The lively art of conversation was the order of the day, Feb. 20, and the auditorium of the Proviso East Math & Science Academy, 8601 W. Roosevelt Rd., Forest Park, was filled with students, parents, politicians and educators.

State Sen. Kimberley Lightford (D-4th) sponsored the symposium on education and the moderator was Phil Jackson, CEO/president of the Black Star Project. Founded in 1996, it is committed to improving the education gap in the black and Latino communities, providing educational services.

Invited to participate in the panel discussion were Jack Wuest, Alternative School Network; Gary Lawson, Illinois State Police; Sean Noble, Voices of Illinois Children; Chris Welch, president, Dist. 209; Bryce O. Walker, president, Omega Psi Phi Fraternity; Robert Ingram, Kappa Alpha Phi Fraternity; Debra Strauss, president, Illinois PTA; Pastor Jacques Conway, Oak Park-River Forest Tutoring Program; Monet Davis, Delta Sigma Theta Sorority; Pastor Rashard Saffo, Proviso West Suburban Branch NAACP; and state representatives Karen Yarbrough and LaShawn Ford.

Rev. Conway said, “I love the PTOs and all this other stuff, but I’m telling you our kids are at a disadvantage. They need to face that disadvantage. In this country, education is not a priority. We don’t rank in the top 25 in the world when it comes to educating our children. How do we get you the best opportunity to achieve success?”

Sen. Lightford asked Conway, “What are the solutions?” Conway said the churches, fraternities, and parents should all be involved. “It has to take a concerted effort of the adults, who say, ‘I’m going to make a difference in one child’s life.’ One adult can make a difference in one child’s life. When I see youngsters with their pants hanging off their behind I know there is an opportunity for me to try to make a difference.”

Lightford asked the students in attendance, “If you are aware of a program, why aren’t you guys coming for the help?”

One student said she would like to have something that interests her. She also said she was tired of attending meetings where adults talk to young people, lecturing them. Another young person said he was interested in tutoring programs. Other suggestions from students were jobs programs, more recreational activities, martial arts programs, gymnastics and field programs. Lightford pointed out that one of the problems is getting funding for these programs. There is also a problem with transportation costs. She expressed the need for anger management programs and resource data bases where people can obtain information. There are lots of programs out there, she said, but getting the information to our young people is a problem.

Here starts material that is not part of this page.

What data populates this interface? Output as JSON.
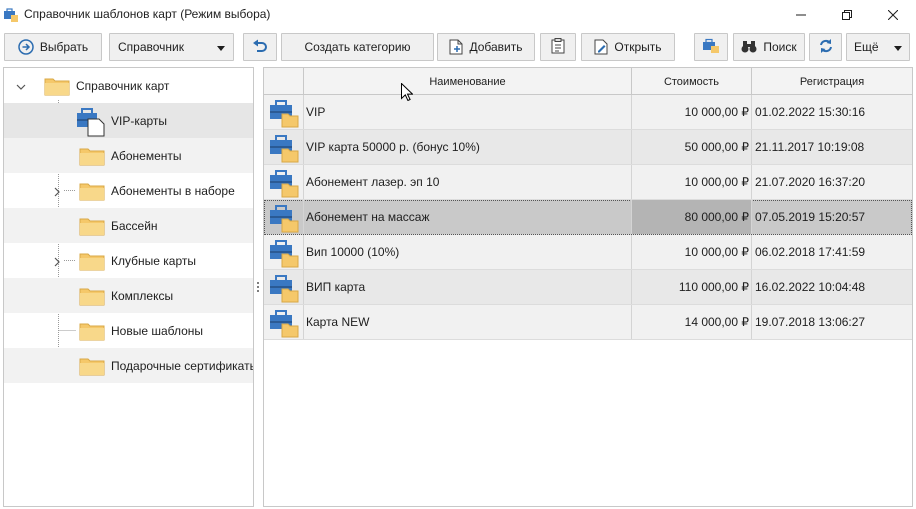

Panelist Jack Wuest said, “My perspective is parents are really strapped. There are not always two parents, maybe just one parent. What we’ve seen is not a recession, but in the Black and Latino communities there is a depression. Families have lost their homes, lost their jobs; you got 18-20 million people who have lost jobs. They can’t make ends meet for their families. That is devastating to their family life. There is no way around it; that is not going to change much. Mayor Daley last week said we are spending $800 million on the military, let’s take $400 million of that and fund our schools, fund our government and fund jobs for people who want jobs and it will make a enormous difference.”

Gary Lawson of the state police said there has to be a dialogue between community and police. “Students know what is going on in schools. The myth of not snitching – they need to contact anonymously because it will help everybody. We need to start educating our children at fourth and fifth grade. You lose the students at fifth grade if you don’t educate them.”

One woman who lost her son to violence asked students in the auditorium to stand up if they have lost someone to violence. Approximately 15-20 young people stood up.

Phil Jackson wrote down all of the suggestion and will be working with the senator to coordinate some type of follow-up from this effort. Jackson stated we need more parents and more mentors, and we need to get the police and young people respecting each other.